The big lesson from these stories? Most ”one-day wonders” started as months of grinding, smart moves, and some risk—investing in having enough stock, the right marketing, or a high-profile shout-out. The big day is payoff time for all that invisible work. And yes, some strategies from the Goliaths above totally work for Davids: automation, social proof, and tapping platforms (think Amazon, Etsy, DoorDash) to multiply reach faster than you could alone.
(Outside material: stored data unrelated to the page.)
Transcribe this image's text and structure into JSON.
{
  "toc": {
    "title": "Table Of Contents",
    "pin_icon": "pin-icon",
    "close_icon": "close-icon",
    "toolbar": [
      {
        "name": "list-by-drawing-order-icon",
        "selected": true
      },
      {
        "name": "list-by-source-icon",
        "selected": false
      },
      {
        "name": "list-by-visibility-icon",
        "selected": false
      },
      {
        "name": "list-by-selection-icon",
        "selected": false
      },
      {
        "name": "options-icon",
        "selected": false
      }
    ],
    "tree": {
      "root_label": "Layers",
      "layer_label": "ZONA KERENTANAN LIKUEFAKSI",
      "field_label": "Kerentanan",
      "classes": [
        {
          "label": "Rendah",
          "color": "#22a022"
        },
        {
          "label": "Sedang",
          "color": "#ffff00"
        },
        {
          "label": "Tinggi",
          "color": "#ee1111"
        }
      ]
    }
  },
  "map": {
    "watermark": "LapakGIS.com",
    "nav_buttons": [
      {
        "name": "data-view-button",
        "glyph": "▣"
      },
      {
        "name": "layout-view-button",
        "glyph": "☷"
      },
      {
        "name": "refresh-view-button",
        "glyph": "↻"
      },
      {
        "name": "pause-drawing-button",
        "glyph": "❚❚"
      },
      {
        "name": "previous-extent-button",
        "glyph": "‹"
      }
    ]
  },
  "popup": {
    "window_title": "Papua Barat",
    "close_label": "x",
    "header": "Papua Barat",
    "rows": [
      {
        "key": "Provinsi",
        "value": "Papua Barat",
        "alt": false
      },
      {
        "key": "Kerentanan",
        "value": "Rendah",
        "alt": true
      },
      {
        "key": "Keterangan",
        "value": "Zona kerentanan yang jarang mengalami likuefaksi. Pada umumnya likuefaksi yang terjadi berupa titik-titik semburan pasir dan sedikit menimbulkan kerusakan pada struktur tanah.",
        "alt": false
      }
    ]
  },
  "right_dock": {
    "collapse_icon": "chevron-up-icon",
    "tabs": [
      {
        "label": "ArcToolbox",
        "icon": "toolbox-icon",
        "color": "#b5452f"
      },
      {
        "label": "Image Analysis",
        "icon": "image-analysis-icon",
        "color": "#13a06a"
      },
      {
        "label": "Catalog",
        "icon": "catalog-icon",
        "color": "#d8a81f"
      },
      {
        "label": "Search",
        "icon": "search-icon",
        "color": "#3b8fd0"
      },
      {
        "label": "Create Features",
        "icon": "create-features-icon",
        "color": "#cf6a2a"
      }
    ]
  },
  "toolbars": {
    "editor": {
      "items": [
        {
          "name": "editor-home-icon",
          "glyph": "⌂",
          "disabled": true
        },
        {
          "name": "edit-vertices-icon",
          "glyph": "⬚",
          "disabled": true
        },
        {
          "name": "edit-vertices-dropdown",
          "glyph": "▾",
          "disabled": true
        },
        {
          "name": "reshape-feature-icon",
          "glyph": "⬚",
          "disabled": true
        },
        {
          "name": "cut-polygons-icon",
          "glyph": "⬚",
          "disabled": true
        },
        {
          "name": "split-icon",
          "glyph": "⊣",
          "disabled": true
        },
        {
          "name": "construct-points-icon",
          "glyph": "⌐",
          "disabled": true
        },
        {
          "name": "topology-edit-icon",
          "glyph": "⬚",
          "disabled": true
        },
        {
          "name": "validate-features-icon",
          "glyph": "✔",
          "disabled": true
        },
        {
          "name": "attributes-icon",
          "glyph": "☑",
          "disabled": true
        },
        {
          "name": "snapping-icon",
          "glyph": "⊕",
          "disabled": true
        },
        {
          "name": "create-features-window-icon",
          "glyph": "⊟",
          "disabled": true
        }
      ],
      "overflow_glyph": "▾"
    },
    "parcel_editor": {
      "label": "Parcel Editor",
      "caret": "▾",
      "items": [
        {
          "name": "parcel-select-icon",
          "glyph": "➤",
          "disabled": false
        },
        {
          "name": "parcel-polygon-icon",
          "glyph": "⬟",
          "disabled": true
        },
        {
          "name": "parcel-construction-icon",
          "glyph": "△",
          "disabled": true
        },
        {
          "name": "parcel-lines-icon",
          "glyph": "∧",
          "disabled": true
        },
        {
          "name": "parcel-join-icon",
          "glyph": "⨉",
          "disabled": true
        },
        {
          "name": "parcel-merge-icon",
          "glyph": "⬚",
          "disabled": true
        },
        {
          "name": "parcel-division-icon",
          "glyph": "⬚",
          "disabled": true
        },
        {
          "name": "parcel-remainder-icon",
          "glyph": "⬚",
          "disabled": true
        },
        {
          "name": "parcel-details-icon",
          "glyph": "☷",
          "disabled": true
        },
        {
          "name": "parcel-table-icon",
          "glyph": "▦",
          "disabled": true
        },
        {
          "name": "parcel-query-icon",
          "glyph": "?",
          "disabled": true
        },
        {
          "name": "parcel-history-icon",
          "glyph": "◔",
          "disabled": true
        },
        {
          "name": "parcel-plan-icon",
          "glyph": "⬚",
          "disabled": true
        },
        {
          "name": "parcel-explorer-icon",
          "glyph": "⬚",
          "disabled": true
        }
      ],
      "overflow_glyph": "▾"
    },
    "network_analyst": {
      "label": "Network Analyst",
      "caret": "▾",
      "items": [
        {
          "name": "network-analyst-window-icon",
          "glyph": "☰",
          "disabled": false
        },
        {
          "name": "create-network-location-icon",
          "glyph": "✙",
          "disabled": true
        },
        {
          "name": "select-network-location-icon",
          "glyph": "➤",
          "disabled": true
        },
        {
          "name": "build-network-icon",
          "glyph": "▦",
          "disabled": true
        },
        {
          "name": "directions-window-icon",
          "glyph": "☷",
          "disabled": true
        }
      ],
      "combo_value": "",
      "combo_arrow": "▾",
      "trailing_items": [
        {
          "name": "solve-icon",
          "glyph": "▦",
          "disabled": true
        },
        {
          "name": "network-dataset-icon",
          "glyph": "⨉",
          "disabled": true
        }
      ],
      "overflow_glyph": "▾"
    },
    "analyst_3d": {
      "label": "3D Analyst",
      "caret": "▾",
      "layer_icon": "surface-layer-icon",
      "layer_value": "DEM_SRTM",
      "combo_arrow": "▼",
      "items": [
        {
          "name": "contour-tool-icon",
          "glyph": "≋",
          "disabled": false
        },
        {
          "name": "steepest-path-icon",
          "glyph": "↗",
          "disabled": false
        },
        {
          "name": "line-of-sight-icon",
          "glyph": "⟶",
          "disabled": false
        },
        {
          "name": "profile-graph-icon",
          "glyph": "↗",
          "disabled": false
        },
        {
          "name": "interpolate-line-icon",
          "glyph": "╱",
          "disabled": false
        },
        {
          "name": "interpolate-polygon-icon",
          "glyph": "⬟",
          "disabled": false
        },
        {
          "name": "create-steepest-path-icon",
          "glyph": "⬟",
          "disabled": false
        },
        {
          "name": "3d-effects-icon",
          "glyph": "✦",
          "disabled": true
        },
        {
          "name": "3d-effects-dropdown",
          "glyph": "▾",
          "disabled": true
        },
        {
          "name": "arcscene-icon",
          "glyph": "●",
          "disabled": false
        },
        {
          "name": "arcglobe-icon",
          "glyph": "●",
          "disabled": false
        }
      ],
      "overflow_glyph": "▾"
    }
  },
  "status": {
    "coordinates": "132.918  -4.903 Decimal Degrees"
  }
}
One warning: the rush of a big day can tempt small businesses into risky moves. Don’t over-extend chasing a single viral win. Spread bets, build a solid system, and use the windfall for future stability: invest in better tools, create another product, grow your team, or simply breathe easier for a month. Don’t get starry-eyed by someone else's monster numbers—measure your best days by what changes your life, not just what makes headlines.
So, while the answer to which ”business makes the most money in one day” will always point to titans—banks, oil, tech, retail, casinos—the real story is about readiness for that moment when your day comes. Light the fuse, prep your systems, and keep an eye out for your own record day. That’s the secret sauce, whether you’re a one-person bakery or a Fortune 500 legend looking for that next nine-figure sunrise.